A veces el progreso
tiene que vérselas con la sin razón. Tal vez hubiera algunos que, dentro de un
cierto despotismo ilustrado, soñaran con una sociedad mejor, más segura, con la
gente andando tranquilamente por las calles, con unos parques realizados para
solaz y sosiego de un pueblo cansado de tanto trabajo y tanta miseria. Puede
que, para ello, hubiera que prohibir llevar capa y embozo, cortina de tantas
facas que se escondían en las noches bañadas de aguardiente y suciedad y telón
traidor de muchas muertes de madrugada. A pesar de ser una medida pensada para
que hubiera algo más de seguridad en las calles, el pueblo se rebela.
Consideran que eso es decir al español medio cómo debe de vestir. Y la
tradición manda. Y además, eso es consecuencia de un bando de obligado
cumplimiento dictado por ese extranjero del demonio, ese advenedizo que no
tiene ni idea de las costumbres patrias, ese Esquilache que ocupa el lado
derecho del trono de Carlos III porque entre ellos hay complicidades y risas
que el resto de la nobleza no entiende.
Y entonces es cuando se
levanta la sospecha. El pueblo no quiere a ese italiano que el rey se trajo de
Nápoles, pero la nobleza tampoco lo quiere, luego tan malo no puede ser. Ahí
está el Duque de Villasanta, insidioso y malhadado que, en castigo por su
intento de tráfico de influencias al que se niega Esquilache, es comisionado
por el rey para ejercer de asistente de su primer ministro. O el Marqués de la
Ensenada, que detrás de su bondadosa sonrisa esconde a un conspirador de corte
y confección. Esquilache se las tiene que ver con todos porque cree, realmente,
que está llevando el progreso a las calles. Y lo que está trayendo es una
ruptura.
Estupenda adaptación de
la obra teatral de Antonio Buero Vallejo Un
soñador para un pueblo, la directora Josefina Molina realiza un espléndido
trabajo de sobriedad y de atención al diálogo, siempre cortante y lleno de
dobles y triples sentidos, en manos de un reparto excepcional, perfecto en cada
uno de sus papeles. Ahí está Fernando Fernán Gómez en la piel de Esquilache y
un tremendamente apropiado Adolfo Marsillach para dar gesto y encarnadura al
Rey Carlos III. Alrededor grandes nombres, especialmente Alberto Closas como
Villasanta, Ángel de Andrés como Ensenada, Ángela Molina como la criada de
Esquilache, la única que realmente se preocupa por él, Concha Velasco como su
caprichosa e influyente esposa y una maravillosa Amparo Rivelles como la madre
del rey, clara en sus pretensiones, cortante en sus acepciones y metafórica en
sus planteamientos.
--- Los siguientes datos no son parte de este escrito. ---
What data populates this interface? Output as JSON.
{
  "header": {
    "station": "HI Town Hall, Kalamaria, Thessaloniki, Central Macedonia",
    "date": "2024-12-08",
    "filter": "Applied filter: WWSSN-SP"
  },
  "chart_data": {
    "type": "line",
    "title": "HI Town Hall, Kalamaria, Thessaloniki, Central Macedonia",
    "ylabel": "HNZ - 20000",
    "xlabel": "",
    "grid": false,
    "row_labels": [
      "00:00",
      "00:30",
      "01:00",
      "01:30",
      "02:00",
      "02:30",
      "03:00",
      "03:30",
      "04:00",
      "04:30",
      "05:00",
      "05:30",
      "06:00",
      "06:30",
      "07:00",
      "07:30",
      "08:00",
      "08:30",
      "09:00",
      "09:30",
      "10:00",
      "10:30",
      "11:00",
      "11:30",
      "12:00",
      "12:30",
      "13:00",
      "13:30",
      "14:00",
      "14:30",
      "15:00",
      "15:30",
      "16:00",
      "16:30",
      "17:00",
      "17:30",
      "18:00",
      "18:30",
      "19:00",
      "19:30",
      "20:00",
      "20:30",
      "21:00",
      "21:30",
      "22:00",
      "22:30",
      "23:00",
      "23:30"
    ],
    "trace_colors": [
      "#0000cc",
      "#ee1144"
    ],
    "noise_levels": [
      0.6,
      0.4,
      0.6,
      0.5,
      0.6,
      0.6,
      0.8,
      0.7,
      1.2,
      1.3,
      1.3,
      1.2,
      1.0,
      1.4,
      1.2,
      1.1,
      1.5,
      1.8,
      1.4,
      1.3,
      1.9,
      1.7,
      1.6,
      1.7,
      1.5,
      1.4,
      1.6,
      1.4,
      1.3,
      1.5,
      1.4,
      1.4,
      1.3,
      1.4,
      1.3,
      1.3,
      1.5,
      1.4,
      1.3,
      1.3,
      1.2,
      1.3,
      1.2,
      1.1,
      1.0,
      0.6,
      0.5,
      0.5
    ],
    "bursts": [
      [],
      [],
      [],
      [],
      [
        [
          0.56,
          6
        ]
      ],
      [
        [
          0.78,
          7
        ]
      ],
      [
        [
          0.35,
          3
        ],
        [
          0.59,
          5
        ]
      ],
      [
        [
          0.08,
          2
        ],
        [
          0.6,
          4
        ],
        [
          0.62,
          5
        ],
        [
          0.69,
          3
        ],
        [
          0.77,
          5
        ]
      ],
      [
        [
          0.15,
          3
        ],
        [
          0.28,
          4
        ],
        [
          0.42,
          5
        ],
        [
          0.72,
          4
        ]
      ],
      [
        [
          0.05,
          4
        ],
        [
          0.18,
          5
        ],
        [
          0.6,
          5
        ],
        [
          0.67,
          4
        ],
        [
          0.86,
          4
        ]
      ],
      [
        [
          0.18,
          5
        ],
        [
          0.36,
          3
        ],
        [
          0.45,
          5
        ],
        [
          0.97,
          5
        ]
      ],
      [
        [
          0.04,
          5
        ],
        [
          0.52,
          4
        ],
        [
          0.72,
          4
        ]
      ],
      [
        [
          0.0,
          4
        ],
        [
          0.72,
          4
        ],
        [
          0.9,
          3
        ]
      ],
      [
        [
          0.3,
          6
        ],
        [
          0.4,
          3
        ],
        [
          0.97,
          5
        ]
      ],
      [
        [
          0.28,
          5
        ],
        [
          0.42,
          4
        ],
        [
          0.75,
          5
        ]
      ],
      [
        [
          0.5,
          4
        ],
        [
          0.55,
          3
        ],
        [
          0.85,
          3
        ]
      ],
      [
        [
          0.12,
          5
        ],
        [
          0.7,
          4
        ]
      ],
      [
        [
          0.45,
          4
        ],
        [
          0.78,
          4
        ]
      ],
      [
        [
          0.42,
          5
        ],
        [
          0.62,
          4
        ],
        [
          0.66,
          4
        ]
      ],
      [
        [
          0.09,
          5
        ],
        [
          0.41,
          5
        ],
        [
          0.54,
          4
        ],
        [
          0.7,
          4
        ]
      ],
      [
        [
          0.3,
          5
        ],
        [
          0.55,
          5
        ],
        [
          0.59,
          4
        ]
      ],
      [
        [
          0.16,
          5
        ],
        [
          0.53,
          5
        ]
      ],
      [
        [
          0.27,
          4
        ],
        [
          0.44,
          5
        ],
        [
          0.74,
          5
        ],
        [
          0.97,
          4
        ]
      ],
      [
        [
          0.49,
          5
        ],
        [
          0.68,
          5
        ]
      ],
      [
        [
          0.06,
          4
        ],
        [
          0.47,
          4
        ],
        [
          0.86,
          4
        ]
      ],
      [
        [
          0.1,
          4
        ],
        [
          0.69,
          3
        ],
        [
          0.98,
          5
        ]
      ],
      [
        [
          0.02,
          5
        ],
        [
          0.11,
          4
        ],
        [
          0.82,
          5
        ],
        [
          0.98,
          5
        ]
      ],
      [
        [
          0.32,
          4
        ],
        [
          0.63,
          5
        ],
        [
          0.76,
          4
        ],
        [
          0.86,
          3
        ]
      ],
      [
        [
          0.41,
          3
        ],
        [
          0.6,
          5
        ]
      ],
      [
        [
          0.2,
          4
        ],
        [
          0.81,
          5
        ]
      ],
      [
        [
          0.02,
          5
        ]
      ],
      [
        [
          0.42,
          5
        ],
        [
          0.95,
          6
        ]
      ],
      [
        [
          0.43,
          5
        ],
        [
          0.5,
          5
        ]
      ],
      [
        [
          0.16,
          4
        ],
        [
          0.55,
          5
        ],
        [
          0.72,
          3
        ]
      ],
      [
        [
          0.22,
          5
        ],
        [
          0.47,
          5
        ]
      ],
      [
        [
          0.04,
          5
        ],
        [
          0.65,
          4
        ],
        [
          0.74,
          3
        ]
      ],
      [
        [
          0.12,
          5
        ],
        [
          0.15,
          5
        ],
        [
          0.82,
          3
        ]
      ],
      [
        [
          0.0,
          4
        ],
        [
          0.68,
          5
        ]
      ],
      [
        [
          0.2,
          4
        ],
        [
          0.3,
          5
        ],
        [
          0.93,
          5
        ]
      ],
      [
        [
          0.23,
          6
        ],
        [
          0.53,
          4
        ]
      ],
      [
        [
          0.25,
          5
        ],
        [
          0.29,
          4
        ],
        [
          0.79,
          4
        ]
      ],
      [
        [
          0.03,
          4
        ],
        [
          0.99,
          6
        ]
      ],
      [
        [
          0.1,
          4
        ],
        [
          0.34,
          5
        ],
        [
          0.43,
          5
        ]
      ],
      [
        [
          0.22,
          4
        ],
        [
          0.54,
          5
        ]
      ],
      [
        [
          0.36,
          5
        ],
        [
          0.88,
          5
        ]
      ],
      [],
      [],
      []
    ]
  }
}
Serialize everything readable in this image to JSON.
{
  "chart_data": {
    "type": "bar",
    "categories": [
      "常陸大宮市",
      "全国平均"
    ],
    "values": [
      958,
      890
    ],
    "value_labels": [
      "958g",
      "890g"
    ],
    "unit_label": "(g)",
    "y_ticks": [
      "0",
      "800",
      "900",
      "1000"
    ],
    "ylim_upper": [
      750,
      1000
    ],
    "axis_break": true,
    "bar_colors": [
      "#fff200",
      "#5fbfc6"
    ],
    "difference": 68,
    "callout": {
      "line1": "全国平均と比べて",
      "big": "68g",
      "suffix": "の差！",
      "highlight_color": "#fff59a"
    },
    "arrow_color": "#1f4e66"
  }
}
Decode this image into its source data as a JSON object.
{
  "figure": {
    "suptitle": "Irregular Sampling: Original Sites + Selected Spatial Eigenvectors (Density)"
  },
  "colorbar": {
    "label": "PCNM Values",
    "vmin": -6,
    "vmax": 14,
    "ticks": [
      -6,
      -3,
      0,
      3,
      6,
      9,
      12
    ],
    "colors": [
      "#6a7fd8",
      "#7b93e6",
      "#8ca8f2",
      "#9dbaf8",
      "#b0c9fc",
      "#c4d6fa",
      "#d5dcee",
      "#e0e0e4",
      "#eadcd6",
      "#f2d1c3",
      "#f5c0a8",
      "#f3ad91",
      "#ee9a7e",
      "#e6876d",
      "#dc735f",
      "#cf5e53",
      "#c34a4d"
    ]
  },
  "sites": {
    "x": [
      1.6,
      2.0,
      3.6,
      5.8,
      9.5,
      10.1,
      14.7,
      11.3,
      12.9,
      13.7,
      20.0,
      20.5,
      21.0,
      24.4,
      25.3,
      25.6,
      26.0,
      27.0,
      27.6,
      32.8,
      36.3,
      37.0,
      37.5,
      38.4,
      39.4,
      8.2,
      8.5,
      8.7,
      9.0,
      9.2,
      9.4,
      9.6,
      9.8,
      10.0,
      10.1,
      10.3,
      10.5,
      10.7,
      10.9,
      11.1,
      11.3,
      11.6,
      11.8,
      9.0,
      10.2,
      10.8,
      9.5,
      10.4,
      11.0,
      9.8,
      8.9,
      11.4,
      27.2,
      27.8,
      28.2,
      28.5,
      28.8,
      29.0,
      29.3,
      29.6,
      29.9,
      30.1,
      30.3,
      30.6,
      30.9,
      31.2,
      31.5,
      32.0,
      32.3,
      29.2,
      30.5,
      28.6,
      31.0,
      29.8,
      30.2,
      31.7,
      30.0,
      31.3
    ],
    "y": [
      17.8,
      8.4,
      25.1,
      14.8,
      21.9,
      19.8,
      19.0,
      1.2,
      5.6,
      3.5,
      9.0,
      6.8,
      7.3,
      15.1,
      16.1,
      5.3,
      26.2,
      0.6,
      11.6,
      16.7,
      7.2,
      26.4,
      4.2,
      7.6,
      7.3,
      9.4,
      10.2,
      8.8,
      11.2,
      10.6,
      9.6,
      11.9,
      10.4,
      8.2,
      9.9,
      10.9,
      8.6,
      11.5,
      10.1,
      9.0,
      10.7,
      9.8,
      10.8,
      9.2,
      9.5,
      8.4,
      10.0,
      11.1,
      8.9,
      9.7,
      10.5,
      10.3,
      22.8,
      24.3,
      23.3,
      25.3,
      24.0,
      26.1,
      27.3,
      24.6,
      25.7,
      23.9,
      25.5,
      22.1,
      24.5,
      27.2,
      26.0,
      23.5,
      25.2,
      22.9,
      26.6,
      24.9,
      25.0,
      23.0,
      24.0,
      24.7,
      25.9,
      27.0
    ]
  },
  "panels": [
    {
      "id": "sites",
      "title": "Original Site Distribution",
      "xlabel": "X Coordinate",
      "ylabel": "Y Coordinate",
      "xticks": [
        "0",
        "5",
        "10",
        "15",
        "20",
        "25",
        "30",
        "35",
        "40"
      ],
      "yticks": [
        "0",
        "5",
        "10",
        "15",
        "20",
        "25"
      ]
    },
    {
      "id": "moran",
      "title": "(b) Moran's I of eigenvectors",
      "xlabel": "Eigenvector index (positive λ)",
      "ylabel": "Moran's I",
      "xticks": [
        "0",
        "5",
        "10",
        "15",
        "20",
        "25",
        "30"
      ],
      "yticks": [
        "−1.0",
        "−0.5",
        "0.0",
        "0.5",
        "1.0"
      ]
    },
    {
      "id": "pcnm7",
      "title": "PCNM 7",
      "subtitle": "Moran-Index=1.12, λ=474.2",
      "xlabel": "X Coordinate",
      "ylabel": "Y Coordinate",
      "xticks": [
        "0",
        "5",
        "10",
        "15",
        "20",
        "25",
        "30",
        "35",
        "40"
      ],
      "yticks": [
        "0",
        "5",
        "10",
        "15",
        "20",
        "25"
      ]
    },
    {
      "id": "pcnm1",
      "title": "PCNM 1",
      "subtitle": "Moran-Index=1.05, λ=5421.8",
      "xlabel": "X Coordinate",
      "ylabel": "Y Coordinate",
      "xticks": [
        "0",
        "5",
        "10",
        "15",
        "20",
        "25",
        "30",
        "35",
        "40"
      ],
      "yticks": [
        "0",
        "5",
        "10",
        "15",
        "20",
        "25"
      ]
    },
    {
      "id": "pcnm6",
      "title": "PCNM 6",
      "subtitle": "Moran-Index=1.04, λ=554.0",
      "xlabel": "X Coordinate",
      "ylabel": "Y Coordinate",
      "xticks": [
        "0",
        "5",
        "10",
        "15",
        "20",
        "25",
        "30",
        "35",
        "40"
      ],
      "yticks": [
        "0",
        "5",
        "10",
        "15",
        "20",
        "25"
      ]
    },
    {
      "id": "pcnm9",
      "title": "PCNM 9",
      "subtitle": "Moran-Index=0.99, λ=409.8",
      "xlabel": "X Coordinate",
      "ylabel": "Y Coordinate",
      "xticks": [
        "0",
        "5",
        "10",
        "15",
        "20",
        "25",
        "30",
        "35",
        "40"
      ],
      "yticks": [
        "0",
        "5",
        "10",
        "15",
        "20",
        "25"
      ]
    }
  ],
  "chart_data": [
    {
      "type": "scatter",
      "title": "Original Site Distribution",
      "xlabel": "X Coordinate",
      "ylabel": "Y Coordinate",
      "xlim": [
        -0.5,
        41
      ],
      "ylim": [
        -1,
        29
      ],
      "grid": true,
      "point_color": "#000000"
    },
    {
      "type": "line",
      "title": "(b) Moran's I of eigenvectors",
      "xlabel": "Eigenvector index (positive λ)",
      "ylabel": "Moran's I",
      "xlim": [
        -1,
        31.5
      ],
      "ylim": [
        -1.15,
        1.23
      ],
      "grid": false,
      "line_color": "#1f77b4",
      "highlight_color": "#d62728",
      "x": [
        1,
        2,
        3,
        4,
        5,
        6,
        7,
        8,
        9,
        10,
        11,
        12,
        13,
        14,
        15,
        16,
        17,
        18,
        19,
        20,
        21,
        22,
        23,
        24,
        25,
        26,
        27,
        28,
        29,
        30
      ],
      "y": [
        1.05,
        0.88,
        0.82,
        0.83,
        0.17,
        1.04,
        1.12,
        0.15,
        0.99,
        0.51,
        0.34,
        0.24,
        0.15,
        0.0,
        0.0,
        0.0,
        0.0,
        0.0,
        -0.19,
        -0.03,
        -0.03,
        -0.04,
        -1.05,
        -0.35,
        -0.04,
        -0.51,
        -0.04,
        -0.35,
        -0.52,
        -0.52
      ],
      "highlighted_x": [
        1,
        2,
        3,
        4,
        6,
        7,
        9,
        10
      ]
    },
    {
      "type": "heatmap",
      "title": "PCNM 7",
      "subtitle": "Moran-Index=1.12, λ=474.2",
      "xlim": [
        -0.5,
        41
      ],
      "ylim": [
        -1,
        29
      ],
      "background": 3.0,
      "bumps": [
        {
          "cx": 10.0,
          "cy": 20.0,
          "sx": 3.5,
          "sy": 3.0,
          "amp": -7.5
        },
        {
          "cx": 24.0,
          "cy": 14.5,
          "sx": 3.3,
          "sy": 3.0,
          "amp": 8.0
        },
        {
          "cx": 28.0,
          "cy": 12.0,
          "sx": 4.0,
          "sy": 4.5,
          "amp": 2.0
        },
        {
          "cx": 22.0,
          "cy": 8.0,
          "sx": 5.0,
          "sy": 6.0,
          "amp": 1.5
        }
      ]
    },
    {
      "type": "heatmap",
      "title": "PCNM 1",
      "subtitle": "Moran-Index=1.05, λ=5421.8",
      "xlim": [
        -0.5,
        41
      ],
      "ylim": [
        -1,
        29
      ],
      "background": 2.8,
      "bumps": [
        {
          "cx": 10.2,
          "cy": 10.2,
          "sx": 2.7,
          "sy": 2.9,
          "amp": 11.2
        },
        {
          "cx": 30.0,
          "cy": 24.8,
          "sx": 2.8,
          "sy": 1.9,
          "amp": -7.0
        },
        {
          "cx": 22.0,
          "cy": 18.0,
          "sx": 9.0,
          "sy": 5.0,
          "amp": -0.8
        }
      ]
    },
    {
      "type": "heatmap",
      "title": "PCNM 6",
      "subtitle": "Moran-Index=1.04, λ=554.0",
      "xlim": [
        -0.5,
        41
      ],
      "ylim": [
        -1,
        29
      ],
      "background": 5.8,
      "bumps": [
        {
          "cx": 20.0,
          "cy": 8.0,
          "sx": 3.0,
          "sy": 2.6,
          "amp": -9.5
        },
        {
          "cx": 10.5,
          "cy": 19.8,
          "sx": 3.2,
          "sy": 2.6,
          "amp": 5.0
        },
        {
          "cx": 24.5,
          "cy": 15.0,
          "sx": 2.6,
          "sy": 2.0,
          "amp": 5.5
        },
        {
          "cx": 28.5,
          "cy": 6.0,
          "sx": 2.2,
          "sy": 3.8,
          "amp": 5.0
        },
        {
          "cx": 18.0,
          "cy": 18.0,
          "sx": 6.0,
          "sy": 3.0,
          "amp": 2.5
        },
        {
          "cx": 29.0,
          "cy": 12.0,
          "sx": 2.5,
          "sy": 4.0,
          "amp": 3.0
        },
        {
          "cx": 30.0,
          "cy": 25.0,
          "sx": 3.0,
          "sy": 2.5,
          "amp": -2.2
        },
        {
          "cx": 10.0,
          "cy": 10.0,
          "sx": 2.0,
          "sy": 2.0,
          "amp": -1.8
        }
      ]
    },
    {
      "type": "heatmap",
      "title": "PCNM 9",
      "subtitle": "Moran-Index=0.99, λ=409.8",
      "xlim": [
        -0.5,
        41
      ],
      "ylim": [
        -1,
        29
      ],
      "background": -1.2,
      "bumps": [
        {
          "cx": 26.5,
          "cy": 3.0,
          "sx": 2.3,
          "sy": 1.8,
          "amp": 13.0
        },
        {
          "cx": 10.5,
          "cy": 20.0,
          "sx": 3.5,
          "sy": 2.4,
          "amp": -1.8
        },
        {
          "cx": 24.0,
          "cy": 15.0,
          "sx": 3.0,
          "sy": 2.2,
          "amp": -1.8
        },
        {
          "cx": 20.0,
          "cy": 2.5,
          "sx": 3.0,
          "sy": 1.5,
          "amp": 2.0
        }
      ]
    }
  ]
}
Al fin y al cabo, el juego del poder puede ser fácilmente
equiparable a una simple partida de cartas…
Así que no es suficiente la buena voluntad y el deseo de prosperidad. Hay que conectar también con los anhelos del pueblo que quiere seguir llevando capa y embozo a pesar de todo lo que se pueda esconder tras ellos. Y quiere echar al maldito italiano. Con la de españoles que hay aquí dispuestos a hacernos la vida imposible sólo faltaría que tuviéramos que traer uno de Italia para que sea aún peor. Intolerable. Despotismo, no. Ilustrado, tampoco.